Alternatively, OK-432 can be utilized as a sclerotherapy agent. Sclerotherapy with OK-432 for lymphatic malformations generally results in excellent clinical responses in most patients. This approach is deemed safe, with minimal occurrence of severe side effects. Common post-injection symptoms include redness at the injection site, swelling, pain, and low-grade fever, although these symptoms do not necessarily correlate with treatment outcomes [2].

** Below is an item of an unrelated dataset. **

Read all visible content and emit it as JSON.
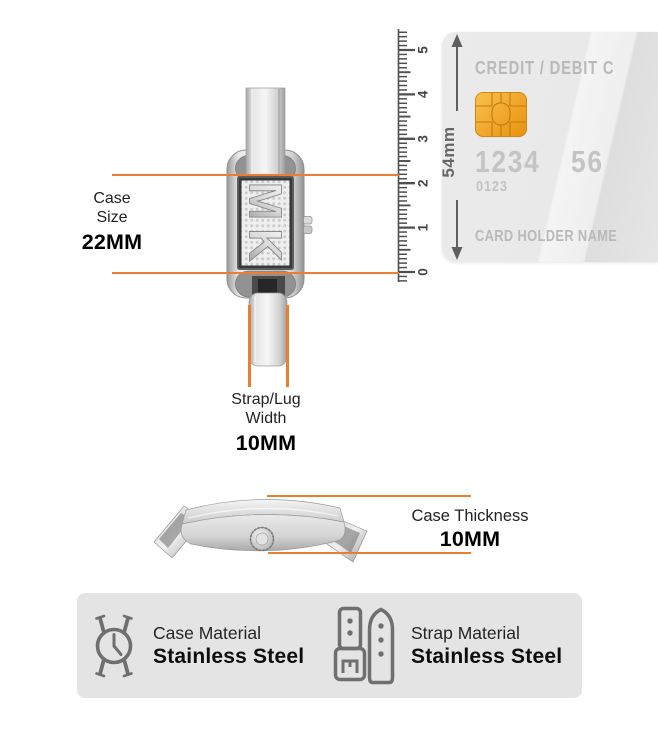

In our case, following consultations with pediatric surgery, cardiothoracic vascular surgery, and interventional radiology, a collective decision was made to pursue sclerotherapy due to its minimally invasive nature and reduced risk of complications [17]. Therefore, intralesional bleomycin sclerotherapy was chosen as an alternative to surgical excision for treating cystic hygroma.
Conclusions
Although cystic hygroma is frequently observed in pediatric patients, it can occur at any age, necessitating its inclusion in the range of potential differential diagnoses across all age groups. Sclerotherapy encounters fewer complications in contrast to complete surgical excision. This case report of a one-year-old with cystic hygroma, complex heart defects, and an annular pancreas emphasizes the challenges in pediatric healthcare. Mainly, it showcases the intricacies of diagnosing and treating cystic hygroma, a lymphatic malformation common in children, in the presence of other severe conditions. The successful management of sclerotherapy for cystic hygroma and treatments for cardiac issues underlines the importance of a multidisciplinary approach and continuous follow-up in complex pediatric cases. This case contributes valuable insights into handling rare and intricate conditions in pediatric patients.